"Ja wiem, że mój kraj, Niemcy, zwłaszcza w pierwszej połowie ubiegłego stulecia w żaden sposób nie sprostał tej odpowiedzialności. Przeciwnie, w imieniu Niemiec przysporzono Polsce niezmiernie wiele bólu i krzywdy. (...) Ponad 6 milionów Polaków straciło życie z niemieckich rąk" - powiedziała Angela Merkel.
"Tylko wtedy, kiedy my Niemcy całkowicie, w każdym momencie i w pełni zaakceptujemy naszą przeszłość, możemy wspólnie kształtować naszą przyszłość. Tylko w ten sposób, a nie inaczej" - oświadczyła.
Pozwy Powiernictwa Pruskiego nie mają poparcia mojego rządu i nigdy tego poparcia nie dostaną - powiedziała kanclerz Niemiec Angela Merkel podczas piątkowego wykładu na Uniwersytecie Warszawskim.
"Jako federalna kanclerz Niemiec rozumiem i popieram, aby ci Niemcy, którzy doznali cierpień w wyniku wypędzenia ze swojej ojczyzny mogli godnie upamiętnić swój los.
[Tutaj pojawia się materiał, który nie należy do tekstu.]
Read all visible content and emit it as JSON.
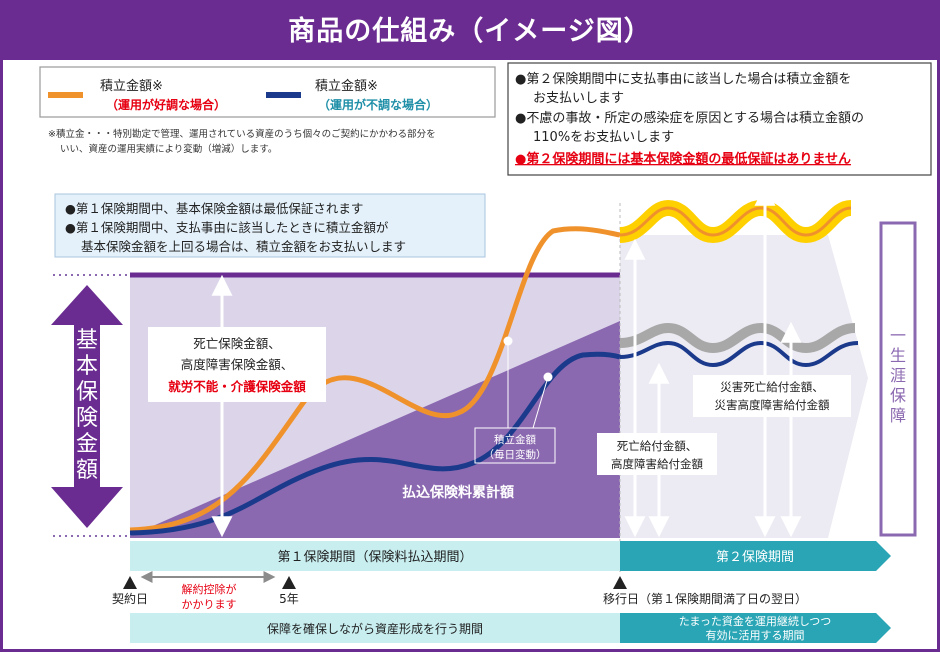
{
  "title": "商品の仕組み（イメージ図）",
  "legend": {
    "good_label": "積立金額※",
    "good_sub": "（運用が好調な場合）",
    "bad_label": "積立金額※",
    "bad_sub": "（運用が不調な場合）",
    "footnote_line1": "※積立金・・・特別勘定で管理、運用されている資産のうち個々のご契約にかかわる部分を",
    "footnote_line2": "いい、資産の運用実績により変動（増減）します。"
  },
  "notes_right": {
    "line1": "●第２保険期間中に支払事由に該当した場合は積立金額を",
    "line2": "お支払いします",
    "line3": "●不慮の事故・所定の感染症を原因とする場合は積立金額の",
    "line4": "110%をお支払いします",
    "line5": "●第２保険期間には基本保険金額の最低保証はありません"
  },
  "notes_left": {
    "line1": "●第１保険期間中、基本保険金額は最低保証されます",
    "line2": "●第１保険期間中、支払事由に該当したときに積立金額が",
    "line3": "基本保険金額を上回る場合は、積立金額をお支払いします"
  },
  "labels": {
    "basic_amount": "基本保険金額",
    "lifetime": "一生涯保障",
    "death_line1": "死亡保険金額、",
    "death_line2": "高度障害保険金額、",
    "death_line3": "就労不能・介護保険金額",
    "reserve_line1": "積立金額",
    "reserve_line2": "（毎日変動）",
    "premium_total": "払込保険料累計額",
    "death_benefit_line1": "死亡給付金額、",
    "death_benefit_line2": "高度障害給付金額",
    "disaster_line1": "災害死亡給付金額、",
    "disaster_line2": "災害高度障害給付金額"
  },
  "periods": {
    "first": "第１保険期間（保険料払込期間）",
    "second": "第２保険期間"
  },
  "timeline": {
    "contract_day": "契約日",
    "surrender_line1": "解約控除が",
    "surrender_line2": "かかります",
    "year5": "5年",
    "transition": "移行日（第１保険期間満了日の翌日）"
  },
  "bottom": {
    "first": "保障を確保しながら資産形成を行う期間",
    "second_line1": "たまった資金を運用継続しつつ",
    "second_line2": "有効に活用する期間"
  },
  "colors": {
    "purple": "#6a2c91",
    "orange": "#f0922c",
    "navy": "#1b3a8c",
    "red": "#e60012",
    "teal": "#2aa5b5",
    "gold": "#ffd000"
  }
}
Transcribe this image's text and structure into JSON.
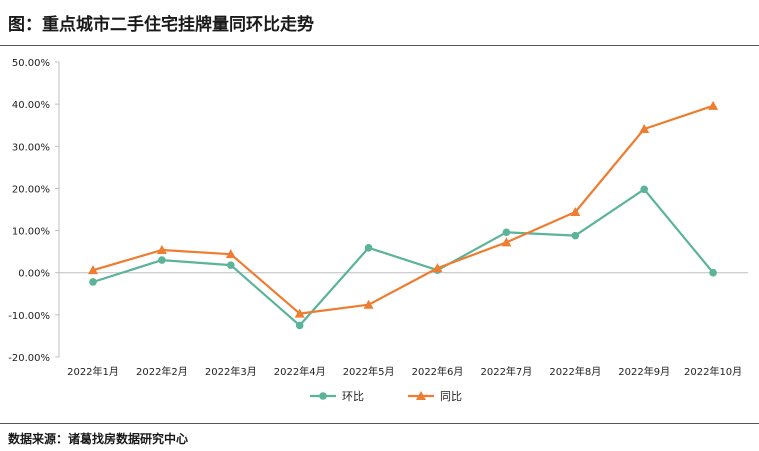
{
  "header": {
    "title": "图：重点城市二手住宅挂牌量同环比走势"
  },
  "footer": {
    "source": "数据来源：诸葛找房数据研究中心"
  },
  "chart_data": {
    "type": "line",
    "title": "图：重点城市二手住宅挂牌量同环比走势",
    "xlabel": "",
    "ylabel": "",
    "categories": [
      "2022年1月",
      "2022年2月",
      "2022年3月",
      "2022年4月",
      "2022年5月",
      "2022年6月",
      "2022年7月",
      "2022年8月",
      "2022年9月",
      "2022年10月"
    ],
    "ylim": [
      -20,
      50
    ],
    "yticks": [
      50,
      40,
      30,
      20,
      10,
      0,
      -10,
      -20
    ],
    "ytick_labels": [
      "50.00%",
      "40.00%",
      "30.00%",
      "20.00%",
      "10.00%",
      "0.00%",
      "-10.00%",
      "-20.00%"
    ],
    "grid": false,
    "legend_position": "bottom",
    "series": [
      {
        "name": "环比",
        "color": "#5bb39a",
        "marker": "circle",
        "values": [
          -2.2,
          3.0,
          1.8,
          -12.5,
          5.9,
          0.6,
          9.6,
          8.8,
          19.8,
          0.0
        ]
      },
      {
        "name": "同比",
        "color": "#ed7d31",
        "marker": "triangle",
        "values": [
          0.6,
          5.4,
          4.4,
          -9.7,
          -7.6,
          1.1,
          7.2,
          14.4,
          34.1,
          39.6
        ]
      }
    ]
  }
}
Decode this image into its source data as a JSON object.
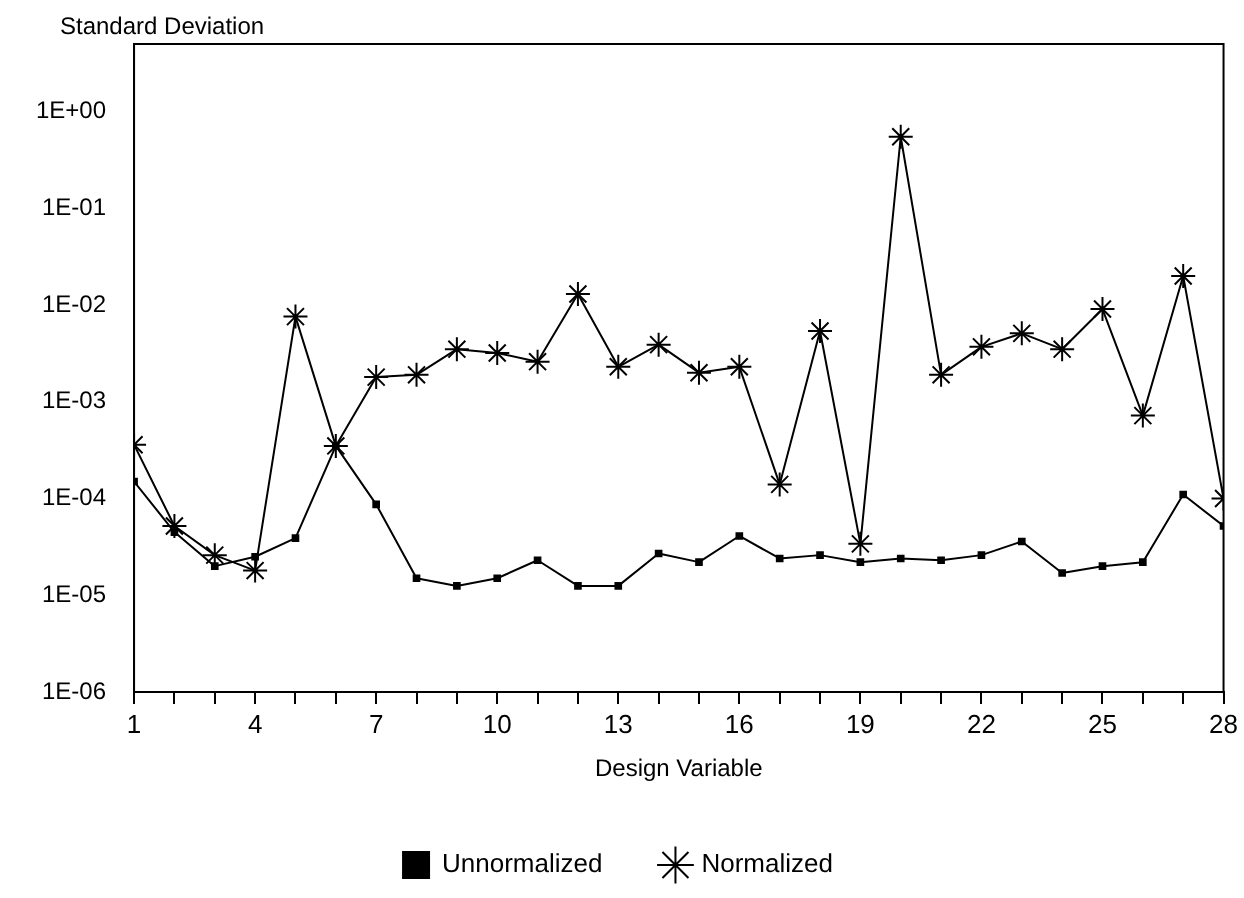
{
  "chart_data": {
    "type": "line",
    "title": "Standard Deviation",
    "xlabel": "Design Variable",
    "x": [
      1,
      2,
      3,
      4,
      5,
      6,
      7,
      8,
      9,
      10,
      11,
      12,
      13,
      14,
      15,
      16,
      17,
      18,
      19,
      20,
      21,
      22,
      23,
      24,
      25,
      26,
      27,
      28
    ],
    "series": [
      {
        "name": "Unnormalized",
        "color": "#000000",
        "marker": "square",
        "values": [
          0.00015,
          4.5e-05,
          2e-05,
          2.5e-05,
          3.9e-05,
          0.00035,
          8.7e-05,
          1.5e-05,
          1.25e-05,
          1.5e-05,
          2.3e-05,
          1.25e-05,
          1.25e-05,
          2.7e-05,
          2.2e-05,
          4.1e-05,
          2.4e-05,
          2.6e-05,
          2.2e-05,
          2.4e-05,
          2.3e-05,
          2.6e-05,
          3.6e-05,
          1.7e-05,
          2e-05,
          2.2e-05,
          0.00011,
          5.2e-05
        ]
      },
      {
        "name": "Normalized",
        "color": "#000000",
        "marker": "cross",
        "values": [
          0.00036,
          5.2e-05,
          2.6e-05,
          1.8e-05,
          0.0076,
          0.00035,
          0.0018,
          0.0019,
          0.0035,
          0.0032,
          0.0026,
          0.013,
          0.0023,
          0.0039,
          0.002,
          0.0023,
          0.00014,
          0.0054,
          3.4e-05,
          0.55,
          0.0019,
          0.0037,
          0.0051,
          0.0035,
          0.0091,
          0.00072,
          0.02,
          0.0001
        ]
      }
    ],
    "log": "y",
    "ylim": [
      1e-06,
      5
    ],
    "yticks": [
      {
        "value": 1e-06,
        "label": "1E-06"
      },
      {
        "value": 1e-05,
        "label": "1E-05"
      },
      {
        "value": 0.0001,
        "label": "1E-04"
      },
      {
        "value": 0.001,
        "label": "1E-03"
      },
      {
        "value": 0.01,
        "label": "1E-02"
      },
      {
        "value": 0.1,
        "label": "1E-01"
      },
      {
        "value": 1,
        "label": "1E+00"
      }
    ],
    "xlim": [
      1,
      28
    ],
    "xticks": [
      1,
      {
        "value": 2,
        "label": null
      },
      {
        "value": 3,
        "label": null
      },
      4,
      {
        "value": 5,
        "label": null
      },
      {
        "value": 6,
        "label": null
      },
      7,
      {
        "value": 8,
        "label": null
      },
      {
        "value": 9,
        "label": null
      },
      10,
      {
        "value": 11,
        "label": null
      },
      {
        "value": 12,
        "label": null
      },
      13,
      {
        "value": 14,
        "label": null
      },
      {
        "value": 15,
        "label": null
      },
      16,
      {
        "value": 17,
        "label": null
      },
      {
        "value": 18,
        "label": null
      },
      19,
      {
        "value": 20,
        "label": null
      },
      {
        "value": 21,
        "label": null
      },
      22,
      {
        "value": 23,
        "label": null
      },
      {
        "value": 24,
        "label": null
      },
      25,
      {
        "value": 26,
        "label": null
      },
      {
        "value": 27,
        "label": null
      },
      28
    ],
    "grid": false,
    "legend": "bottom",
    "line_style": "solid"
  }
}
Godne upamiętnienie to dla mnie takie, kiedy nie tylko wypędzeni i uchodźcy niemieccy, lecz także inni, oczywiście także uchodźcy i wypędzeni polscy mogą przypominać o swoim cierpieniu" - oświadczyła Merkel.
"Jedno jest jasne: nie może być mowy o reinterpretacji historii przez Niemcy. I nie będzie takiej reinterpretacji" - powiedziała kanclerz Niemiec.